Chris Medlin, who teaches a concealed carry permit course, said the ammo shortage has rippled into his class. In 2007, he would ask students to bring 150 rounds to the course; they would use 50 rounds on training, 50 on a practice test and 50 on the actual test.
“When the 2008 election came up, everybody went nuts buying ammo because they're afraid of what the incoming administrations might do regarding guns and all that,” he said, adding that he dropped the number of rounds down to 100 – 50 rounds for training and 50 rounds for the test.
Following the last election, Medlin said ammo shortages and prices forced him to drop the number of rounds down to 50.
“That has decreased the quality of class I'm able to teach,” he said. “It also increased the cost for every customer.”
Medlin said he's concerned about a move by the U.S. Department of Homeland Security to purchase more than a billion rounds of ammo.
The department plans to purchase 1.6 billion rounds of ammunition over the next four or five years, The Associated Press reported in February. It says it needs them – about the equivalent of five cartridges for every person in the United States – for law enforcement agents in training and on duty.
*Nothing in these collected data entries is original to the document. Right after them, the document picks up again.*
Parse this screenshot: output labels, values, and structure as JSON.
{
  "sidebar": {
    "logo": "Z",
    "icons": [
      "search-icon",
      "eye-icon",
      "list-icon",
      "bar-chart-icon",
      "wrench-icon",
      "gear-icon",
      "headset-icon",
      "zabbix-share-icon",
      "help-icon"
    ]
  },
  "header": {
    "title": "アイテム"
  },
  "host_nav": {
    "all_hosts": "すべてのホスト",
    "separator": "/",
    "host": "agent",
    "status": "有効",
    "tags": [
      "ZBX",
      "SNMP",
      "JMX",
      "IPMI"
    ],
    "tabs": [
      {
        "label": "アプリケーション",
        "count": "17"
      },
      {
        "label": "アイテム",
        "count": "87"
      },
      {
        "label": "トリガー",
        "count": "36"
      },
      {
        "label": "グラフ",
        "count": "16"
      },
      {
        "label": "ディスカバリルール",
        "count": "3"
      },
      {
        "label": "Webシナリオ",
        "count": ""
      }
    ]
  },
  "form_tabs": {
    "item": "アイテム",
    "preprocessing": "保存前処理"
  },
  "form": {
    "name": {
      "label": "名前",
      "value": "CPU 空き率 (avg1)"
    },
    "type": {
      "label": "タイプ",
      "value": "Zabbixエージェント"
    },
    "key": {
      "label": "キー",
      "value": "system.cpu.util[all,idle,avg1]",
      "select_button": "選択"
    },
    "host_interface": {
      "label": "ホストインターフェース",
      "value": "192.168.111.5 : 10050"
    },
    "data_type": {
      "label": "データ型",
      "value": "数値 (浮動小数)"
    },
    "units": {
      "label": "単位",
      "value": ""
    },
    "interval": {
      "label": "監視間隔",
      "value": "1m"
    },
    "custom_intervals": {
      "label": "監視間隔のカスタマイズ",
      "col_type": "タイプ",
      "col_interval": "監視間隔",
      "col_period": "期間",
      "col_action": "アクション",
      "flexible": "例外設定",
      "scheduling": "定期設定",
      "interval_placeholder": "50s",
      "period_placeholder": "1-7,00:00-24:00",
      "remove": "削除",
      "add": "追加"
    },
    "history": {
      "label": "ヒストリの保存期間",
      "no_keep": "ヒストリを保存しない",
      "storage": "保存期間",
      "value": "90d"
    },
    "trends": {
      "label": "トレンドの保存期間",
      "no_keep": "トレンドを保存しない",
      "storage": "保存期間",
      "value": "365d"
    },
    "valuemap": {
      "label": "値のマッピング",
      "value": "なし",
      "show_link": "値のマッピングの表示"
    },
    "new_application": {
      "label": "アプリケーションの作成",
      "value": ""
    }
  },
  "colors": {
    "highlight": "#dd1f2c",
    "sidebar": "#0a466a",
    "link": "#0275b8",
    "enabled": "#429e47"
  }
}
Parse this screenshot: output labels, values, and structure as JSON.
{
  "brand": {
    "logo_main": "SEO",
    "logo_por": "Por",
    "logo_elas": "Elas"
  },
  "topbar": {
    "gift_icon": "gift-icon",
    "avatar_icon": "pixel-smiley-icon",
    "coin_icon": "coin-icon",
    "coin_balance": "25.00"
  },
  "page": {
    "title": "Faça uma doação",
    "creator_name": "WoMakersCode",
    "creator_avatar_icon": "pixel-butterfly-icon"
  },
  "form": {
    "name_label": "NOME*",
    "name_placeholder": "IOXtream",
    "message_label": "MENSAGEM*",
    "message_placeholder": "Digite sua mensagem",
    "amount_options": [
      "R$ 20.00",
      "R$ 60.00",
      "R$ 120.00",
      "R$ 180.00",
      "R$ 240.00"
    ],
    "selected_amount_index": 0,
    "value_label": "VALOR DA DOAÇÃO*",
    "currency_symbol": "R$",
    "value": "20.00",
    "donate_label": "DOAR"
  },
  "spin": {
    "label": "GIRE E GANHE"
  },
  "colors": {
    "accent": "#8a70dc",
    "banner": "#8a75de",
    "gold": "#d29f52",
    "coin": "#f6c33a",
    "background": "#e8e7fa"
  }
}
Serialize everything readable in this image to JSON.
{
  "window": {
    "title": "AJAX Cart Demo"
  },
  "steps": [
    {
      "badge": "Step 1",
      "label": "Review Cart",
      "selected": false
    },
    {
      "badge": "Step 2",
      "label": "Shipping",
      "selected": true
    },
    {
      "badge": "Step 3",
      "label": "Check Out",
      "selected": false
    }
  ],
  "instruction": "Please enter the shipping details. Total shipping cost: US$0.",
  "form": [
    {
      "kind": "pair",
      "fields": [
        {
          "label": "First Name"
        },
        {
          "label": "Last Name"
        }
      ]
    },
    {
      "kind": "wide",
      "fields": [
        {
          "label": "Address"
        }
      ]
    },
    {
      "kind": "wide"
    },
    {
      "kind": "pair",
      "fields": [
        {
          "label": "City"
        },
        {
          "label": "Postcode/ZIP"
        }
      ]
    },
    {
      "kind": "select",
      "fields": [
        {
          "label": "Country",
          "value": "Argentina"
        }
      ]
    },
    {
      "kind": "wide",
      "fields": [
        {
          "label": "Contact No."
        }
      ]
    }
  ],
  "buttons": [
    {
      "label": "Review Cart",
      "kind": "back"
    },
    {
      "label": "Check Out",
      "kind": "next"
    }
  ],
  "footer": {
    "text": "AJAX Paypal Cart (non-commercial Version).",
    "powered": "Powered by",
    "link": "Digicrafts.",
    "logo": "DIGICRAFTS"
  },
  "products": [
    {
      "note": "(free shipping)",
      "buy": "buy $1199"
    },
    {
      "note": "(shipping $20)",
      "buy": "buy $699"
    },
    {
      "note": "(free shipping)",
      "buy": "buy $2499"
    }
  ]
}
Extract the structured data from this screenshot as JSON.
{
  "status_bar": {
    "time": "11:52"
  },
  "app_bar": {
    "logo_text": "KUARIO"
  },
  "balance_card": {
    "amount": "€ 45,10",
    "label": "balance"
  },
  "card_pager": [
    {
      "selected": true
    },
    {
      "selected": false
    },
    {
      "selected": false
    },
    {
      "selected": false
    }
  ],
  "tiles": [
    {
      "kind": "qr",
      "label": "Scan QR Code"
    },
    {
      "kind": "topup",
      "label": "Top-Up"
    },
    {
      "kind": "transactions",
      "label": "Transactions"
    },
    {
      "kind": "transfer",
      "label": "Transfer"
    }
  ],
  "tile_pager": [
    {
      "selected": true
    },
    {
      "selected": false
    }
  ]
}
“There is really no telling what they're gonna do,” Medlin said. “If they continue buying ammo like they are … then a lot of people have the opinion that the Feds are buying up the ammo so private citizens can't buy ammo.”
The shortage is even hitting local police departments. A police chief in Proctor, Minn., found his department's ammo supply so low he asked the citizens in his city to help, according to KARE 11, the NBC News affiliate in Minneapolis.
“It's affecting everybody's safety, potentially,” Medlin said. Unlike Scott and Finley, he's not as optimistic about the shortage catching up.
“I'm concerned at whether it is or not,” he said. “I just hope the ammunition manufacturers start doing what they can to get more ammunition out to the citizens and tell the Feds to just wait.